Pour l’APC, il n’est juste que le PDP s’excuse auprès des Nigérians suite à sa corruption présumée et profite de l’occasion pour se retirer de la course présidentielle.
De son côté, le PDP a conseillé au candidat de l’APC de se retirer de la course présidentielle, après avoir été jugé inéligible et non qualifié pour se présenter à la présidentielle en vertu des dispositions de la Constitution.

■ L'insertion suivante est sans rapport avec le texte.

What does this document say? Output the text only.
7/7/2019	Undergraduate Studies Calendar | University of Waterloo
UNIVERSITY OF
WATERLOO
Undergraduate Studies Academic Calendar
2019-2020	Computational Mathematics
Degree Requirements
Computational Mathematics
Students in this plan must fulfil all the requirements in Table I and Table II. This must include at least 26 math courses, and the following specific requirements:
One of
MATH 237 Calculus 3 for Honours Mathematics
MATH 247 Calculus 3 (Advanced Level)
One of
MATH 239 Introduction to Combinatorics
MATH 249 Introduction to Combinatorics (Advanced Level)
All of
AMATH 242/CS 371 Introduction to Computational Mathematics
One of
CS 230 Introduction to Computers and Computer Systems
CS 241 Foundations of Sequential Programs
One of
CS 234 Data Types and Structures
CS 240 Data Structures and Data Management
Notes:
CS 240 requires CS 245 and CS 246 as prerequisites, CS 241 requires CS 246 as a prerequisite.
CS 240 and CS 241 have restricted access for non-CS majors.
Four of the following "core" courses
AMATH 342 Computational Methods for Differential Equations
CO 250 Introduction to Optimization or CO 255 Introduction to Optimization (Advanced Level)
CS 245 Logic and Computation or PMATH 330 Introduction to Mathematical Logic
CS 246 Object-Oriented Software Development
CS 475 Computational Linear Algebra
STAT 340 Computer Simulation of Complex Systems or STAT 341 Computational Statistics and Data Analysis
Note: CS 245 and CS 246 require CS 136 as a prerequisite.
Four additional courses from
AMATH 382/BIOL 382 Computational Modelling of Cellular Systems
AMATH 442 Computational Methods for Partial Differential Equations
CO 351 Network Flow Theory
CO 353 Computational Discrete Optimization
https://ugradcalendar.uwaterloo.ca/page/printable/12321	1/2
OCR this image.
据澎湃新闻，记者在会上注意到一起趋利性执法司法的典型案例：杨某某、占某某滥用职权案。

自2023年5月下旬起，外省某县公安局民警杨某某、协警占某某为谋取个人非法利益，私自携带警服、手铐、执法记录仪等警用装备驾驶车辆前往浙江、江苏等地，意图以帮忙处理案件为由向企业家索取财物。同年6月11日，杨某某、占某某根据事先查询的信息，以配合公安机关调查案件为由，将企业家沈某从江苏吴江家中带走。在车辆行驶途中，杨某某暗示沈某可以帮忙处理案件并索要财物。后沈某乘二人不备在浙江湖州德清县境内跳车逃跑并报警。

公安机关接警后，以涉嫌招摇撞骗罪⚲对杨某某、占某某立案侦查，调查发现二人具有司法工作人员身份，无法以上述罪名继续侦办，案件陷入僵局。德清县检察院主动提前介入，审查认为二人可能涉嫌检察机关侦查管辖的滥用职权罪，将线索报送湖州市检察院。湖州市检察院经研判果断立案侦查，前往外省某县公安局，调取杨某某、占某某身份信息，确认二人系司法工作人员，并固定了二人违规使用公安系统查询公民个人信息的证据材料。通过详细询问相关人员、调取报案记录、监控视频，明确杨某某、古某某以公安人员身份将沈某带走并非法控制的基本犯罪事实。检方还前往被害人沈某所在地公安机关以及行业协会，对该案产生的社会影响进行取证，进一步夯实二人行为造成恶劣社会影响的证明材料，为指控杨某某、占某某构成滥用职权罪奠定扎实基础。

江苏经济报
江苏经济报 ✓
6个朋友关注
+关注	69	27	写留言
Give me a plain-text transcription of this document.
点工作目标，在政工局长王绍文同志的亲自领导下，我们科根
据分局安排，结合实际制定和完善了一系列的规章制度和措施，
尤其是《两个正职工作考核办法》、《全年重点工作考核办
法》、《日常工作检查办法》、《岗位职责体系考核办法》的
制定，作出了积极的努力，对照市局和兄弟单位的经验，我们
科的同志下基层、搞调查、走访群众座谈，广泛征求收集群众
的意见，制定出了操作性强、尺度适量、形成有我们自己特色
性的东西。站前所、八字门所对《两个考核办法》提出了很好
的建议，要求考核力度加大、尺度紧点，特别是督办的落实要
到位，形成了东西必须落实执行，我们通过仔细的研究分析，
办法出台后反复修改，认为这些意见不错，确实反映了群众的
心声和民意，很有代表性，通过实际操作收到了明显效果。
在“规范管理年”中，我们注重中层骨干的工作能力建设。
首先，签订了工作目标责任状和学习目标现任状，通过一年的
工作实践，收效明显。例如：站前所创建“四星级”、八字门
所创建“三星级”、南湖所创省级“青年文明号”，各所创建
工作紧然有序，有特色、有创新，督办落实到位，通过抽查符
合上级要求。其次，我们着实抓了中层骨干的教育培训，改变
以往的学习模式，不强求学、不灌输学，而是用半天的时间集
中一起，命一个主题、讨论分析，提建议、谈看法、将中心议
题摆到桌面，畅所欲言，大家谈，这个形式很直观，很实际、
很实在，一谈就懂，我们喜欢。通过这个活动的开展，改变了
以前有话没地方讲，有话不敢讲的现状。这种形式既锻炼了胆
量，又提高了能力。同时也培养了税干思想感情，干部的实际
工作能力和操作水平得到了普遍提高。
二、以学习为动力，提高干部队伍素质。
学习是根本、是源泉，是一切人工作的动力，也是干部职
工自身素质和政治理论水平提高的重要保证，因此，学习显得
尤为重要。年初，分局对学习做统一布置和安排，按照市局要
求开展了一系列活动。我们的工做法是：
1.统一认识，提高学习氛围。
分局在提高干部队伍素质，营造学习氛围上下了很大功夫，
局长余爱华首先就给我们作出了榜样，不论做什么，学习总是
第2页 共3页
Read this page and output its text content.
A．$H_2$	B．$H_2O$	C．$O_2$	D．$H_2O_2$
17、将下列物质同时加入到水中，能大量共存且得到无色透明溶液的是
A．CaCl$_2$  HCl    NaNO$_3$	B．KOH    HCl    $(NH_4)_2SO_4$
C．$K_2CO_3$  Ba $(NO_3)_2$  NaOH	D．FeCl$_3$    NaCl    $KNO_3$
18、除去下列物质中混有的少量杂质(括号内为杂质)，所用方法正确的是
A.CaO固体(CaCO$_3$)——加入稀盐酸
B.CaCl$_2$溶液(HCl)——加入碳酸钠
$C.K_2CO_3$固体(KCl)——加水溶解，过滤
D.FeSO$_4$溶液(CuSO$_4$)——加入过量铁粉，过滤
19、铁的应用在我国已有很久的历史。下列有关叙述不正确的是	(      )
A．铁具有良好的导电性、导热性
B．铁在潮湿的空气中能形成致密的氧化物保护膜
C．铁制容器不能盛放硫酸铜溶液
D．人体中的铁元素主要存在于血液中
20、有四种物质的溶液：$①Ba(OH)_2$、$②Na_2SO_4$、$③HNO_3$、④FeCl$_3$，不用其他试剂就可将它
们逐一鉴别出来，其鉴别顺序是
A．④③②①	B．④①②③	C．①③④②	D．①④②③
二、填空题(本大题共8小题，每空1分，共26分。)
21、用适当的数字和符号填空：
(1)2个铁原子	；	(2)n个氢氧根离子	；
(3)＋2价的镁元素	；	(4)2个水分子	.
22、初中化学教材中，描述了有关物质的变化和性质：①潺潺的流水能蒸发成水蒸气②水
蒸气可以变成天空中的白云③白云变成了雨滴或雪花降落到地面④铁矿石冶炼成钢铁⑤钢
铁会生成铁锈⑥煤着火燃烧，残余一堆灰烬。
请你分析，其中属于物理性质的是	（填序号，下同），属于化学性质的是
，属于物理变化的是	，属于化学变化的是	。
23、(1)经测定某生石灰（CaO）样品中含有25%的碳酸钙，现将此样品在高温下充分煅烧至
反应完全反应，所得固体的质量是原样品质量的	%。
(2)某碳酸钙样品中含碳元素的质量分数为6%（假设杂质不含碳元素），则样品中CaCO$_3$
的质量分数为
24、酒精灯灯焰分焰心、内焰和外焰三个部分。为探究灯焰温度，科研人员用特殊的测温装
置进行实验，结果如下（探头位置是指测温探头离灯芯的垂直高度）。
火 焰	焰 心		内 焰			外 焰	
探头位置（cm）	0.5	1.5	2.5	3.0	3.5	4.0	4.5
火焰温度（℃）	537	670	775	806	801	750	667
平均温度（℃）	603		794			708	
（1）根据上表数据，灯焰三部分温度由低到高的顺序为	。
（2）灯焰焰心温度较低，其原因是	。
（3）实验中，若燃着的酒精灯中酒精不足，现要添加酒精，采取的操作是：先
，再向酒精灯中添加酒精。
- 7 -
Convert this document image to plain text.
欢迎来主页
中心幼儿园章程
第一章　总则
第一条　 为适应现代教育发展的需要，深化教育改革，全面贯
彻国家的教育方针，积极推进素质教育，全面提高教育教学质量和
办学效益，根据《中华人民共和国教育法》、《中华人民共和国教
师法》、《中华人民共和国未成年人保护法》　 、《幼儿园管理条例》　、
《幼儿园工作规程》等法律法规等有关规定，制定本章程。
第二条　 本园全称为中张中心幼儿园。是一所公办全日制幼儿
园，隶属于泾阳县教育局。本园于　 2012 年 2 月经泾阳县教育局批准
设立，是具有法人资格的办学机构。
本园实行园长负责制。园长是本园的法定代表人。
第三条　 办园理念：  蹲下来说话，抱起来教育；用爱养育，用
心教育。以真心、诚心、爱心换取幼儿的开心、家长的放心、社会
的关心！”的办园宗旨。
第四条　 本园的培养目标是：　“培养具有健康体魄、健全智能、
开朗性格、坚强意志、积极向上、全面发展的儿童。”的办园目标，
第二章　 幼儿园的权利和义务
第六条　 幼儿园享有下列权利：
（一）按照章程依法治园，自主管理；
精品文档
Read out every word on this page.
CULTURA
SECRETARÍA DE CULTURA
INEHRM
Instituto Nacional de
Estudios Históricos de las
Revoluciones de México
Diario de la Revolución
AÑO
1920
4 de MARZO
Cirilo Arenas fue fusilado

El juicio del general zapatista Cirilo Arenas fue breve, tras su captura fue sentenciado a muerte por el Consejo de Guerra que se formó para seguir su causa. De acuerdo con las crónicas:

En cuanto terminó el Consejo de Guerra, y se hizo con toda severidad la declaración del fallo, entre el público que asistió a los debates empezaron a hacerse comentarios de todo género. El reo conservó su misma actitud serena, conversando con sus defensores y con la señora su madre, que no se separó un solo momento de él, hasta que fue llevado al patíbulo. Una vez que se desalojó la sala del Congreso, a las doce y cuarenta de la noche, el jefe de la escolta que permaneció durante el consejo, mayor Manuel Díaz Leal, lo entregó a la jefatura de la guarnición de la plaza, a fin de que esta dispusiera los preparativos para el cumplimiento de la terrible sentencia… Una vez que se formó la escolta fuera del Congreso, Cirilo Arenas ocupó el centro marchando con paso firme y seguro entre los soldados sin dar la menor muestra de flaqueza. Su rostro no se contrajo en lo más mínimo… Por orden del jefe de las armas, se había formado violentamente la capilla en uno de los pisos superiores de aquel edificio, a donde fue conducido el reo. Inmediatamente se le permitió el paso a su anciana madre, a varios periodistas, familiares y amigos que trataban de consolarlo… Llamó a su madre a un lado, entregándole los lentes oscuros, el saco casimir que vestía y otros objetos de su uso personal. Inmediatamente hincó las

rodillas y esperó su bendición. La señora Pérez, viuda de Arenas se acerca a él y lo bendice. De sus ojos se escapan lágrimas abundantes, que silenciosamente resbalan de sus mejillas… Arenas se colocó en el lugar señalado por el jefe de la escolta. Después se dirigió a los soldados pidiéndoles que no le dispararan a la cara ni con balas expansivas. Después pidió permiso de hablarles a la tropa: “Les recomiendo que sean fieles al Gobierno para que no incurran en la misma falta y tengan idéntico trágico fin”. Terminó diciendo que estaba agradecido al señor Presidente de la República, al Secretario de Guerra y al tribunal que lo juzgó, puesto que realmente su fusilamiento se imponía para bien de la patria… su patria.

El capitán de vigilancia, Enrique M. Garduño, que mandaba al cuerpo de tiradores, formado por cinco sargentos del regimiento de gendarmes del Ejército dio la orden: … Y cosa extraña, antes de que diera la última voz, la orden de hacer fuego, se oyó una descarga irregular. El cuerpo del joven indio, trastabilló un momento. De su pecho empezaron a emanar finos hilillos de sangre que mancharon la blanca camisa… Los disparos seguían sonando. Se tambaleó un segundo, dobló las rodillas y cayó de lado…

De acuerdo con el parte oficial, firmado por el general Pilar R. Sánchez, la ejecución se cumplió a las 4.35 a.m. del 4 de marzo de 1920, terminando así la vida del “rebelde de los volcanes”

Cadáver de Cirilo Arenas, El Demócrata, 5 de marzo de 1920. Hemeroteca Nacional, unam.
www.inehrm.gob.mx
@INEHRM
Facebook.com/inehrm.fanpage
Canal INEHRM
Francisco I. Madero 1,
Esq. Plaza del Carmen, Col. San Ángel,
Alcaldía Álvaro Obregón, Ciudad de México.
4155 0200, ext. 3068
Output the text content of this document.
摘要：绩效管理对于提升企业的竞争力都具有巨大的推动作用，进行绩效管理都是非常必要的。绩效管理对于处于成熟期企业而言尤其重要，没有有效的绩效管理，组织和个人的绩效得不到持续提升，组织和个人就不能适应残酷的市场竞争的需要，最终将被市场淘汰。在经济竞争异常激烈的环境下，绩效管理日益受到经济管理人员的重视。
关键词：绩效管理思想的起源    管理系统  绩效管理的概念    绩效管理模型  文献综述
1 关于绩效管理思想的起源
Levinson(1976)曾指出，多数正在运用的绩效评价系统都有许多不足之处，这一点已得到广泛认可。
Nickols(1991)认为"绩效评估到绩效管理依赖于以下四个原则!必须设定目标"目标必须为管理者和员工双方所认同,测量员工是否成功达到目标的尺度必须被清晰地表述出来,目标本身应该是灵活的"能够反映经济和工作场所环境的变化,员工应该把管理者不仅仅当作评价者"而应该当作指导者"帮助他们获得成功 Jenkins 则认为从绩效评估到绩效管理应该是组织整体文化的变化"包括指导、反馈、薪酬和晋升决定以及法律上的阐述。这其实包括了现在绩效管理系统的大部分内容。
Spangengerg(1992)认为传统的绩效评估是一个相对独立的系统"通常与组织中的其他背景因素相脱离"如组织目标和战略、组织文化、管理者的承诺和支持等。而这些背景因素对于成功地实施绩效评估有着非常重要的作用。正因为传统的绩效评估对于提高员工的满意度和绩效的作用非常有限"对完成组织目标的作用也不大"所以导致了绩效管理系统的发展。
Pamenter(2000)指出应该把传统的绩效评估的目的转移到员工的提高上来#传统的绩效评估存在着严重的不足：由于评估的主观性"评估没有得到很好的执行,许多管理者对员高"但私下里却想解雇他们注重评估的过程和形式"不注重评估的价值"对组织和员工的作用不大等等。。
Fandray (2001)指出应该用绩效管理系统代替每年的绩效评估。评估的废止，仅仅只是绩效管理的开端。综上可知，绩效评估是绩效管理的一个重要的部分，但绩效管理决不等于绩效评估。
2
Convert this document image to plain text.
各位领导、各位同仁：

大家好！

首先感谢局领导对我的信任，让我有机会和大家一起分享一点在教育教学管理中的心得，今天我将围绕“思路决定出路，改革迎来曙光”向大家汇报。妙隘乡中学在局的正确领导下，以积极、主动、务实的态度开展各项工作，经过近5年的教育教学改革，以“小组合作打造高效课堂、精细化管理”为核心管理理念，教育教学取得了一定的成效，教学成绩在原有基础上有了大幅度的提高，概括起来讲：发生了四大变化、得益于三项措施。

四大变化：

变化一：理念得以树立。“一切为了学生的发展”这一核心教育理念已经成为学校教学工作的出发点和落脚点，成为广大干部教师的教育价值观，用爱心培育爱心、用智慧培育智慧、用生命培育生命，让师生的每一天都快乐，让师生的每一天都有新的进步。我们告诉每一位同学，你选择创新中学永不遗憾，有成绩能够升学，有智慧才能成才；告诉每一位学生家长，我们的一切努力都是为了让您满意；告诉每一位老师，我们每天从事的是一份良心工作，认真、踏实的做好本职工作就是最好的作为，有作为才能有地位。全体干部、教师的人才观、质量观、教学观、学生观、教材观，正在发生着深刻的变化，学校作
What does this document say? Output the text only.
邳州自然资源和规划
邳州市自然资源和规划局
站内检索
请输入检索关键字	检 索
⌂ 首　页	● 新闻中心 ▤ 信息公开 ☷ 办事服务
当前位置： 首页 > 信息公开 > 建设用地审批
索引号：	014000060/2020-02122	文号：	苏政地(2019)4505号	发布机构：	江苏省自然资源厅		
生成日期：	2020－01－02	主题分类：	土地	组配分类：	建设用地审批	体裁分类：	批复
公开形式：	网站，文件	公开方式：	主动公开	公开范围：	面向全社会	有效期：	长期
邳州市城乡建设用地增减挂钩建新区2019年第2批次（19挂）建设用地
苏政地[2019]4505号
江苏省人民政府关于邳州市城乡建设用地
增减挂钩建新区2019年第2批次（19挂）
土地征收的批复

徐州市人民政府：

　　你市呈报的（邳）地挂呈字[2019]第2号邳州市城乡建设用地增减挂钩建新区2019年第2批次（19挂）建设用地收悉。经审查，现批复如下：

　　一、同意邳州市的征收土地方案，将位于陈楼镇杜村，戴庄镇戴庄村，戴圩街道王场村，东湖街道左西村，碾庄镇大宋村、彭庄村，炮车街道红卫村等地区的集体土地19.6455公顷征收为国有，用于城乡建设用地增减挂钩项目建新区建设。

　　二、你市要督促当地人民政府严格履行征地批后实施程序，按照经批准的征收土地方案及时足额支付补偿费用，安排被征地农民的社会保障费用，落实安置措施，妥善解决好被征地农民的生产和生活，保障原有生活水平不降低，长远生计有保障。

« Il est, en effet, ironique qu’un Tinubu assiégé, qui est assiégé par d’innombrables cas d’activités frauduleuses, y compris le parjure, la falsification, le pillage du trésor, la corruption et la condamnation liée aux stupéfiants, puisse tenter de contester l’intégrité irréprochable d’Atiku Abubakar », a dit Debo Ologunagba, porte-parole du PDP.
Il indique qu’Atiku Abubakar n’a jamais été reconnu coupable d’aucune des allégations menées à son encontre ou à ses affaires. « En revanche, cependant, le candidat à la présidence de l’APC a une litanie d’obstacles juridiques confirmés sur des questions très graves, y compris celles qui frôlent le crime international, à savoir le trafic de stupéfiants et le prélèvement des produits de la drogue », a-t-il ajouté.
Le 25 février, les Nigérians seront appelés aux urnes pour élire un successeur au président Muhammadu Buhari, qui ne se représente pas après deux mandats. Les électeurs éliront également les législateurs du Sénat et du Congrès lors de ce scrutin.